Memory alignment, structs and malloc

Question

It's a bit hard to formulate what I want to know in a single question, so I'll try to break it down.

For example purposes, let's say we have the following struct:

struct X {
  uint8_t a;
  uint16_t b;
  uint32_t c;
};

1. Is it true that the compiler is guaranteed to never rearrange the order of X's members, only add padding where necessary? In other words, is it always true that offsetof(X, a) < offsetof(X, c)?

2. Is it true that the compiler will pick the largest alignment among X's members and use it to align objects of type X (i.e. addresses of X instances will be divisible by the largest alignment among X's members)?

3. Since malloc does not know anything about the type of objects that we're going to store when we allocate a buffer, how does it choose an alignment for the returned address? Does it simply return an adress that is divisible by the largest alignment possible (in which case, no matter what structure we put in the buffer, the memory accesses will always be aligned)?

Answer 1

1. Yes
2. No, the compiler will use its knowledge of the target host hardware to select the best alignment.
3. See question 2.

Answer 2

Since malloc does not know anything about the type of objects that we're going to store when we allocate a buffer, how does it choose an alignment for the returned address?

malloc(3) returns "memory that is suitably aligned for any kind of variable."

Does it simply return an adress that is divisible by the largest alignment possible (in which case, no matter what structure we put in the buffer, the memory accesses will always be aligned)?

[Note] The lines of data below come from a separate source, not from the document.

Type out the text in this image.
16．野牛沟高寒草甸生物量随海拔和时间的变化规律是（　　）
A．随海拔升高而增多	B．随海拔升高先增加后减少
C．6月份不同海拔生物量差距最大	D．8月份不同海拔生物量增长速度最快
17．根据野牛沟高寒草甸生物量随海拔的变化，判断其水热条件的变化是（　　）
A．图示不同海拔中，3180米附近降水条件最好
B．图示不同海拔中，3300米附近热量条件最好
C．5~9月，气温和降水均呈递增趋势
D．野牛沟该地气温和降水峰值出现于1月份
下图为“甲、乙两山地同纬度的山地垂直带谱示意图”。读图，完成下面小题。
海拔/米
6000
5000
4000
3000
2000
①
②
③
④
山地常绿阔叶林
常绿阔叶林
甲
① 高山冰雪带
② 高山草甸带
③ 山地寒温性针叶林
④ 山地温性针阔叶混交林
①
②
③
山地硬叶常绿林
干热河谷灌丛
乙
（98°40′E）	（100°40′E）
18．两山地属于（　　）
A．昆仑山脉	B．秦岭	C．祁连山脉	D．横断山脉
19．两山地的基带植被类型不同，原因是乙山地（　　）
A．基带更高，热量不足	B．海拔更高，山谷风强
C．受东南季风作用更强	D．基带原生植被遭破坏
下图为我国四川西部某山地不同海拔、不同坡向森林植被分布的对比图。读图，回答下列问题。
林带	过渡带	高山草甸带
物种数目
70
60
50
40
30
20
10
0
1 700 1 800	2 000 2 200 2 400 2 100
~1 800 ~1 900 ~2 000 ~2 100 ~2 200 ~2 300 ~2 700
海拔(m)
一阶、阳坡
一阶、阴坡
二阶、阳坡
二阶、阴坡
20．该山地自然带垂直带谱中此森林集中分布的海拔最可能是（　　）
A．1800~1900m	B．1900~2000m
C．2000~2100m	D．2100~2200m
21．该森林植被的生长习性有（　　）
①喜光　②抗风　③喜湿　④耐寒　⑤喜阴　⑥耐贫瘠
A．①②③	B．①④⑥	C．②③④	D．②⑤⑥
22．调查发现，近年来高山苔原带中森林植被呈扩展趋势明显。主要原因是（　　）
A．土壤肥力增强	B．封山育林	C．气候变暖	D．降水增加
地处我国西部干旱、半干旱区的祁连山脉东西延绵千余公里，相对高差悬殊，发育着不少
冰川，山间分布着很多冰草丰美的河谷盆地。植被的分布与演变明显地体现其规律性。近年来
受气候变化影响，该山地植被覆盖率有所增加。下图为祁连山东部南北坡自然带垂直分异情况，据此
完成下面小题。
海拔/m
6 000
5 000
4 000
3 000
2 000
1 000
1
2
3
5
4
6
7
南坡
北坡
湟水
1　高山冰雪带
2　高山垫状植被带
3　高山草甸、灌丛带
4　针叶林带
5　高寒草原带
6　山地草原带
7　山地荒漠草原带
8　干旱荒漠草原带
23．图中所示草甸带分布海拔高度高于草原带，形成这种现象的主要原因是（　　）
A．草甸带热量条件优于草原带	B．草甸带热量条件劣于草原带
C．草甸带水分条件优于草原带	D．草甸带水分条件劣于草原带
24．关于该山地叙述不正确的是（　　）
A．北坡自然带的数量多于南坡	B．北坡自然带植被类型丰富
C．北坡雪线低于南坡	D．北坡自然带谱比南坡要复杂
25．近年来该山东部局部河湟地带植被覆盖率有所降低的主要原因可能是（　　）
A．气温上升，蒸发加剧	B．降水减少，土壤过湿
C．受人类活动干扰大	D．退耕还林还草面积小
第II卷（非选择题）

Yes, but watch your compliance with the strict aliasing rule.

Answer 3

The compiler will do whatever is most beneficial on that computer in the largest number of circumstances. On most platforms loading bus wide values on bus width offsets is fastest.

That means that generally on 32-bit computers compilers will chose to align 32-bit numbers on 4 byte offsets. On 64-bit computers 64-bit values are aligned on 8 byte offsets.

On most computers smaller values like 8-bit and 16-bit values are slower to load. Probably all 4 or 8 bytes around it are loaded and the byte or two bytes you need are masked off.

When you have special circumstances you can override the compiler by specifying the alignment and the padding. You might do this when you know fast loading is not important, but you really want to pack the data tightly. Or when you are playing very subtle tricks with casting and unions.

Memory allocation routines on almost any modern computer will always return memory that is aligned on at least the bus width of the platform ( e.g. 4 or 8 bytes ) - or even more - like 16 byte alignment.

When you call "malloc" you are responsible for knowing the size of the structures you need. Luckily the compiler will tell you the size of any structure with "sizeof". That means that if you pack a structure to save memory, sizeof will return a smaller value than an unpacked structure. So you really will save memory - if you are allocating small structures in large arrays of them.

If you allocate small packed structures one at a time - then yes - if you pack them or not it won't make any difference. That is because when you allocate some odd small piece of memory - the allocator will actually use significantly more memory than that. It will allocate an convenient sized block of memory for you, and then an additional block of memory for itself to keep track of you allocation.

Which is why if you care about memory use and want to pack your structures - you definitely don't want to allocate them one at time.